Test Performance and Interpretation

Recommendation 1.1. Two-Test Protocol
All serum specimens submitted for Lyme disease testing should be
evaluated in a two-step process, in which the first step is a sensitive
serological test, such as an enzyme immunoassay (EIA) or
immunofluorescent assay (IFA). All specimens found to be positive or
equivocal by a sensitive EIA or IFA should be tested by a standardized
Western blot (WB) procedure. Specimens found to be negative by a
sensitive EIA or IFA need not be tested further.

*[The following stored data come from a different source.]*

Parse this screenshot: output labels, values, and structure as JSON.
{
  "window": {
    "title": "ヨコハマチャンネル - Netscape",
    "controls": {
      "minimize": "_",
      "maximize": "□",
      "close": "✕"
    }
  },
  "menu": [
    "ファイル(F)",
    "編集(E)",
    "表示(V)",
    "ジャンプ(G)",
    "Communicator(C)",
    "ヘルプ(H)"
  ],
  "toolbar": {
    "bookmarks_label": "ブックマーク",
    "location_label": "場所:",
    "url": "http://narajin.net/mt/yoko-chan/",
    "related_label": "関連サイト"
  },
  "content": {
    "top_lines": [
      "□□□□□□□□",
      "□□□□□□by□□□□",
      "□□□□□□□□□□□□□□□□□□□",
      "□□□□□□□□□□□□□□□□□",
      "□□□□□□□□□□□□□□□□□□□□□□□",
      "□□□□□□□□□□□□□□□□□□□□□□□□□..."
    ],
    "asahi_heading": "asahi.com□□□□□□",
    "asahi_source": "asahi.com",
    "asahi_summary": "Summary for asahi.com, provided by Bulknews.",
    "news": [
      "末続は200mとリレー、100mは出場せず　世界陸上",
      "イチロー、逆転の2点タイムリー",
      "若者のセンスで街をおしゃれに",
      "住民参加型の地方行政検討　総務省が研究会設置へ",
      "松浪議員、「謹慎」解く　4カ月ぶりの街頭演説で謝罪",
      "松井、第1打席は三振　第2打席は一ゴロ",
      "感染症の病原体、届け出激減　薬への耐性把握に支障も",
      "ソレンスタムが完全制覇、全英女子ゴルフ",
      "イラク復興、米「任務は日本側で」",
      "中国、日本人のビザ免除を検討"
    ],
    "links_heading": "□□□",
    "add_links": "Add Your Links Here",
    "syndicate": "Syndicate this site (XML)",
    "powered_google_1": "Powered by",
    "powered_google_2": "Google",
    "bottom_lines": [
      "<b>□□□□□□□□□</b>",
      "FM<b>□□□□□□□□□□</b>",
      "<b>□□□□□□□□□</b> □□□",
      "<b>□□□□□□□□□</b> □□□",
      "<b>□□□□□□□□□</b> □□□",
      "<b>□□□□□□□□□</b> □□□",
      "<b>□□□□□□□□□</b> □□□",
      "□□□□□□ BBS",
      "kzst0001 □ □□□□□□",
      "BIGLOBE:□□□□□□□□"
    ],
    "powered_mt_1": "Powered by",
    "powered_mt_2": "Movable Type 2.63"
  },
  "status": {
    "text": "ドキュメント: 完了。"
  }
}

Recommendation 1.2. WB Controls
Immunoblotting should be performed using a negative control, a weakly
reactive positive control, and a high-titered positive control. The
weakly reactive positive control should be used to judge whether a
sample band has sufficient intensity to be scored. Monoclonal or
polyclonal antibodies to antigens of diagnostic importance should be
used to calibrate the blots.

Recommendation 1.3. Testing and Stage of Disease
When Western immunoblot is used in the first four weeks after disease
onset (early Lyme disease), both IgM and IgG procedures should be
performed. Most Lyme disease patients will seroconvert within this
four-week period. In the event that a patient with suspected early Lyme
disease has a negative serology, serologic evidence of infection is
best obtained by the testing of paired acute- and convalescent-phase
samples. In late Lyme disease, the predominant antibody response is
usually IgG. It is highly unusual that a patient with active Lyme
disease has only an IgM response to Borrelia burgdorferi after one
month of infection. A positive IgM result alone is not recommended for
use in determining active disease in persons with illness of longer
than one month duration, because the likelihood of a false-positive
tests result is high for these individuals.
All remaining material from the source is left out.